Rough Unicode -> Language Code without CLDR?

I am writing a dictionary app. If a user types an Unicode character I want to check which language the character is.

e.g.

字 - returns ['zh', 'ja', 'ko'] 
العربية - returns ['ar']
a - returns ['en', 'fr', 'de'] //and many more
й - returns ['ru', 'be', 'bg', 'uk']

I searched and found that it could be done with CLDR https://stackoverflow.com/a/6445024/41948

Or Google API Python - can I detect unicode string language code?

But in my case

Looking up a large charmap db seems cost a lot of storage and memory
Too slow to call an API, besides it requires a network connection
don't need to be very accurate. just about 80% correct ratio is acceptable
simple & fast is the main requirement
it's OK to just cover UCS2 BMP characters.

Any tips?

I need to use this in Python and Javascript. Thanks!

Solution

Would it be sufficient to narrow the glyph down to language families? If so, you could create a set of ranges (language -> code range) based on the mapping of BMP like the one shown at http://en.wikipedia.org/wiki/Plane_(Unicode)#Basic_Multilingual_Plane or the Scripts section of the Unicode charts page - http://www.unicode.org/charts/

Reliably determining parent language for glyphs is definitely more complicated because of the number of shared symbols. If you only need 80% accuracy, you could potentially adjust your ranges for certain languages to intentionally include/leave out certain characters if it simplifies your ranges.

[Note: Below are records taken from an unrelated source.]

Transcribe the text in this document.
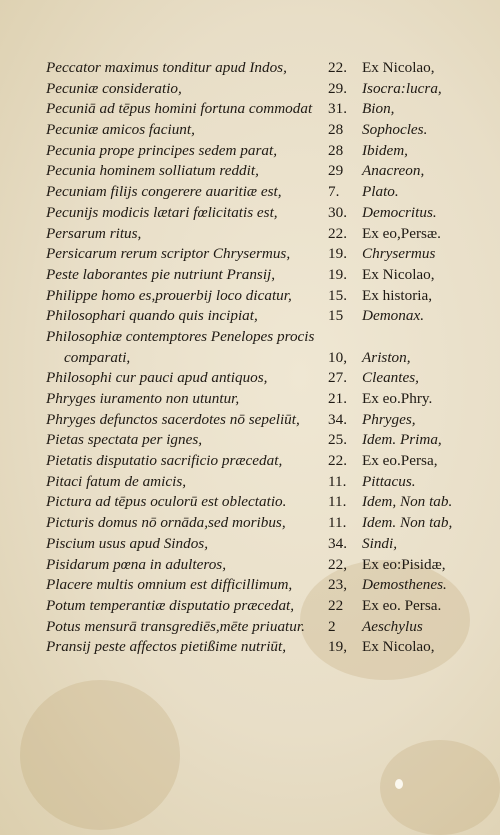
Peccator maximus tonditur apud Indos,	22. Ex Nicolao,
Pecuniæ consideratio,	29. Isocra:lucra,
Pecuniā ad tēpus homini fortuna commodat 31. Bion,
Pecuniæ amicos faciunt,	28 Sophocles.
Pecunia prope principes sedem parat,	28 Ibidem,
Pecunia hominem solliatum reddit,	29 Anacreon,
Pecuniam filijs congerere auaritiæ est,	7. Plato.
Pecunijs modicis lætari fœlicitatis est,	30. Democritus.
Persarum ritus,	22. Ex eo,Persæ.
Persicarum rerum scriptor Chrysermus, 19. Chrysermus
Peste laborantes pie nutriunt Pransij,	19. Ex Nicolao,
Philippe homo es,prouerbij loco dicatur, 15. Ex historia,
Philosophari quando quis incipiat,	15 Demonax.
Philosophiæ contemptores Penelopes procis
comparati,	10, Ariston,
Philosophi cur pauci apud antiquos,	27. Cleantes,
Phryges iuramento non utuntur,	21. Ex eo.Phry.
Phryges defunctos sacerdotes nō sepeliūt, 34. Phryges,
Pietas spectata per ignes,	25. Idem. Prima,
Pietatis disputatio sacrificio præcedat,	22. Ex eo.Persa,
Pitaci fatum de amicis,	11. Pittacus.
Pictura ad tēpus oculorū est oblectatio.	11. Idem, Non tab.
Picturis domus nō ornāda,sed moribus,	11. Idem. Non tab,
Piscium usus apud Sindos,	34. Sindi,
Pisidarum pœna in adulteros,	22, Ex eo:Pisidæ,
Placere multis omnium est difficillimum, 23, Demosthenes.
Potum temperantiæ disputatio præcedat, 22 Ex eo. Persa.
Potus mensurā transgrediēs,mēte priuatur. 2 Aeschylus
Pransij peste affectos pietißime nutriūt,	19, Ex Nicolao,
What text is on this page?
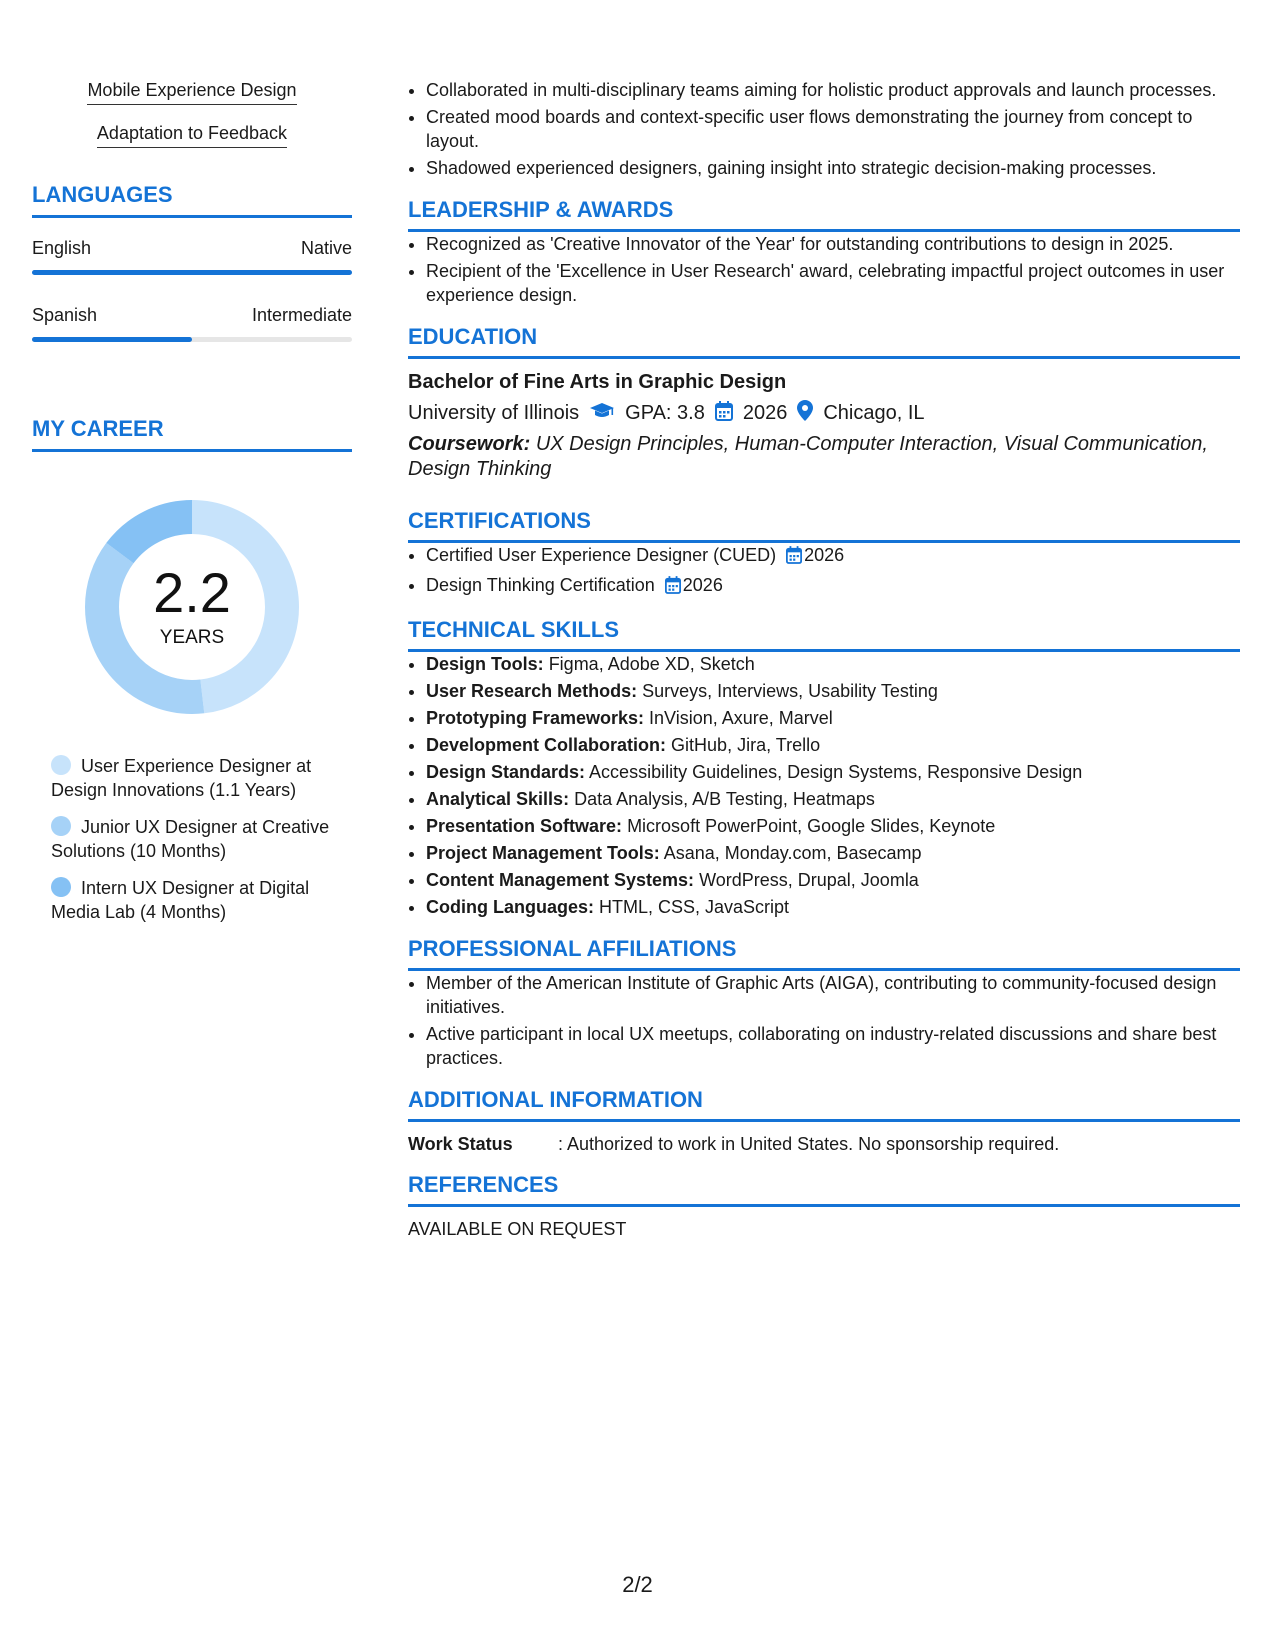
Mobile Experience Design
Adaptation to Feedback
LANGUAGES
English	Native
Spanish	Intermediate
MY CAREER
2.2
YEARS
User Experience Designer at Design Innovations (1.1 Years)
Junior UX Designer at Creative Solutions (10 Months)
Intern UX Designer at Digital Media Lab (4 Months)
• Collaborated in multi-disciplinary teams aiming for holistic product approvals and launch processes.
• Created mood boards and context-specific user flows demonstrating the journey from concept to layout.
• Shadowed experienced designers, gaining insight into strategic decision-making processes.
LEADERSHIP & AWARDS
• Recognized as 'Creative Innovator of the Year' for outstanding contributions to design in 2025.
• Recipient of the 'Excellence in User Research' award, celebrating impactful project outcomes in user experience design.
EDUCATION
Bachelor of Fine Arts in Graphic Design
University of Illinois GPA: 3.8 2026 Chicago, IL
Coursework: UX Design Principles, Human-Computer Interaction, Visual Communication, Design Thinking
CERTIFICATIONS
• Certified User Experience Designer (CUED) 2026
• Design Thinking Certification 2026
TECHNICAL SKILLS
• Design Tools: Figma, Adobe XD, Sketch
• User Research Methods: Surveys, Interviews, Usability Testing
• Prototyping Frameworks: InVision, Axure, Marvel
• Development Collaboration: GitHub, Jira, Trello
• Design Standards: Accessibility Guidelines, Design Systems, Responsive Design
• Analytical Skills: Data Analysis, A/B Testing, Heatmaps
• Presentation Software: Microsoft PowerPoint, Google Slides, Keynote
• Project Management Tools: Asana, Monday.com, Basecamp
• Content Management Systems: WordPress, Drupal, Joomla
• Coding Languages: HTML, CSS, JavaScript
PROFESSIONAL AFFILIATIONS
• Member of the American Institute of Graphic Arts (AIGA), contributing to community-focused design initiatives.
• Active participant in local UX meetups, collaborating on industry-related discussions and share best practices.
ADDITIONAL INFORMATION
Work Status	: Authorized to work in United States. No sponsorship required.
REFERENCES
AVAILABLE ON REQUEST
2/2
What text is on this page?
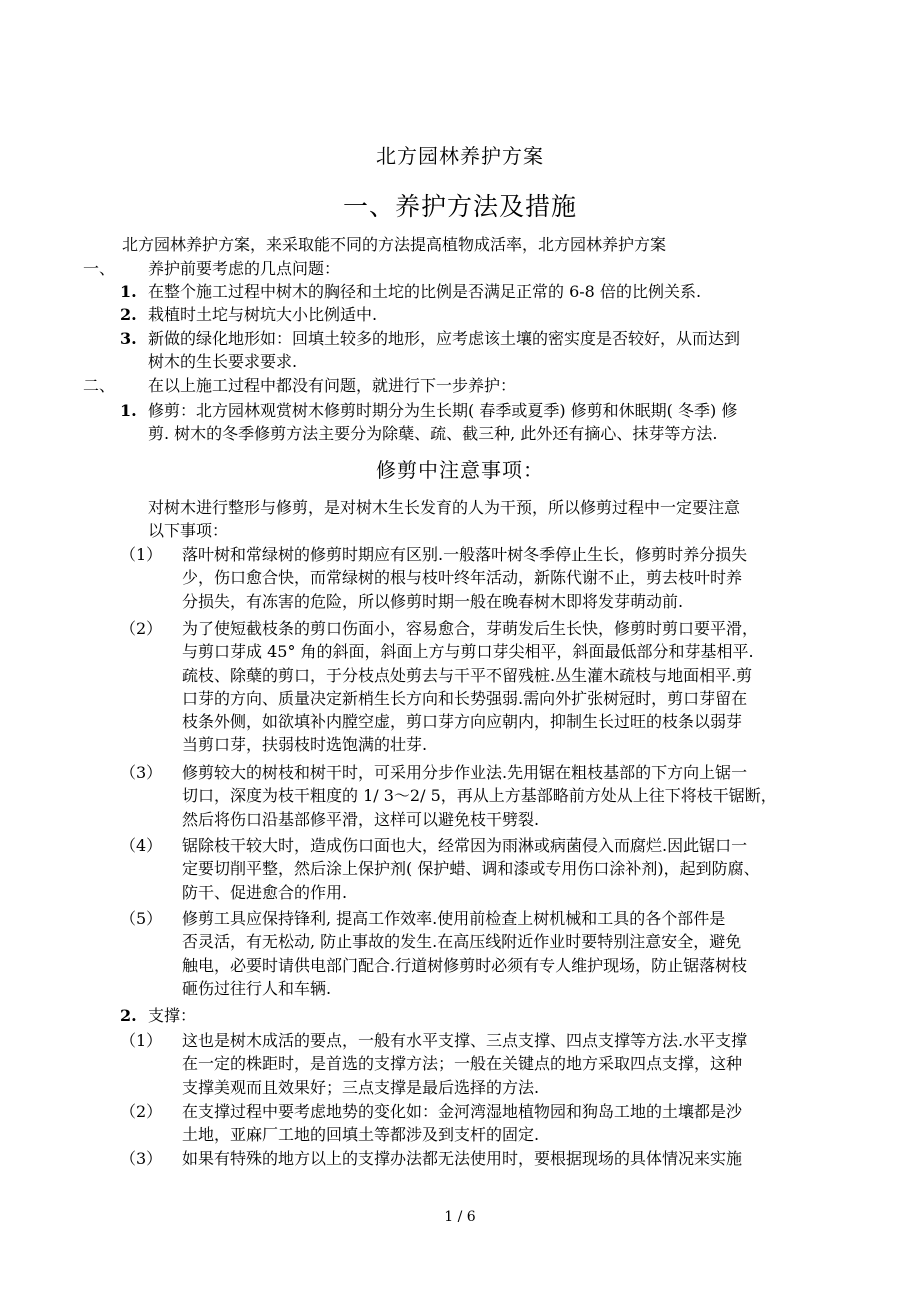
北方园林养护方案
一、养护方法及措施
北方园林养护方案，来采取能不同的方法提高植物成活率，北方园林养护方案
一、 养护前要考虑的几点问题：
1. 在整个施工过程中树木的胸径和土坨的比例是否满足正常的 6-8 倍的比例关系.
2. 栽植时土坨与树坑大小比例适中.
3. 新做的绿化地形如：回填土较多的地形，应考虑该土壤的密实度是否较好，从而达到
树木的生长要求要求.
二、 在以上施工过程中都没有问题，就进行下一步养护：
1. 修剪：北方园林观赏树木修剪时期分为生长期( 春季或夏季) 修剪和休眠期( 冬季) 修
剪. 树木的冬季修剪方法主要分为除蘖、疏、截三种, 此外还有摘心、抹芽等方法.
修剪中注意事项：
对树木进行整形与修剪，是对树木生长发育的人为干预，所以修剪过程中一定要注意
以下事项：
（1） 落叶树和常绿树的修剪时期应有区别.一般落叶树冬季停止生长，修剪时养分损失
少，伤口愈合快，而常绿树的根与枝叶终年活动，新陈代谢不止，剪去枝叶时养
分损失，有冻害的危险，所以修剪时期一般在晚春树木即将发芽萌动前.
（2） 为了使短截枝条的剪口伤面小，容易愈合，芽萌发后生长快，修剪时剪口要平滑，
与剪口芽成 45° 角的斜面，斜面上方与剪口芽尖相平，斜面最低部分和芽基相平.
疏枝、除蘖的剪口，于分枝点处剪去与干平不留残桩.丛生灌木疏枝与地面相平.剪
口芽的方向、质量决定新梢生长方向和长势强弱.需向外扩张树冠时，剪口芽留在
枝条外侧，如欲填补内膛空虚，剪口芽方向应朝内，抑制生长过旺的枝条以弱芽
当剪口芽，扶弱枝时选饱满的壮芽.
（3） 修剪较大的树枝和树干时，可采用分步作业法.先用锯在粗枝基部的下方向上锯一
切口，深度为枝干粗度的 1/ 3～2/ 5，再从上方基部略前方处从上往下将枝干锯断，
然后将伤口沿基部修平滑，这样可以避免枝干劈裂.
（4） 锯除枝干较大时，造成伤口面也大，经常因为雨淋或病菌侵入而腐烂.因此锯口一
定要切削平整，然后涂上保护剂( 保护蜡、调和漆或专用伤口涂补剂)，起到防腐、
防干、促进愈合的作用.
（5） 修剪工具应保持锋利, 提高工作效率.使用前检查上树机械和工具的各个部件是
否灵活，有无松动, 防止事故的发生.在高压线附近作业时要特别注意安全，避免
触电，必要时请供电部门配合.行道树修剪时必须有专人维护现场，防止锯落树枝
砸伤过往行人和车辆.
2. 支撑：
（1） 这也是树木成活的要点，一般有水平支撑、三点支撑、四点支撑等方法.水平支撑
在一定的株距时，是首选的支撑方法；一般在关键点的地方采取四点支撑，这种
支撑美观而且效果好；三点支撑是最后选择的方法.
（2） 在支撑过程中要考虑地势的变化如：金河湾湿地植物园和狗岛工地的土壤都是沙
土地，亚麻厂工地的回填土等都涉及到支杆的固定.
（3） 如果有特殊的地方以上的支撑办法都无法使用时，要根据现场的具体情况来实施
1 / 6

Edit: I re-read through the question you referenced CLDR from and the first answer regarding code -> language mapping. I think that's definitely out of the question but the reverse seems feasible if a bit computationally expensive. With clever data structuring, you could identify language families and then drill down to the actual language ranges from there, reducing traversals through irrelevant language -> range pairs.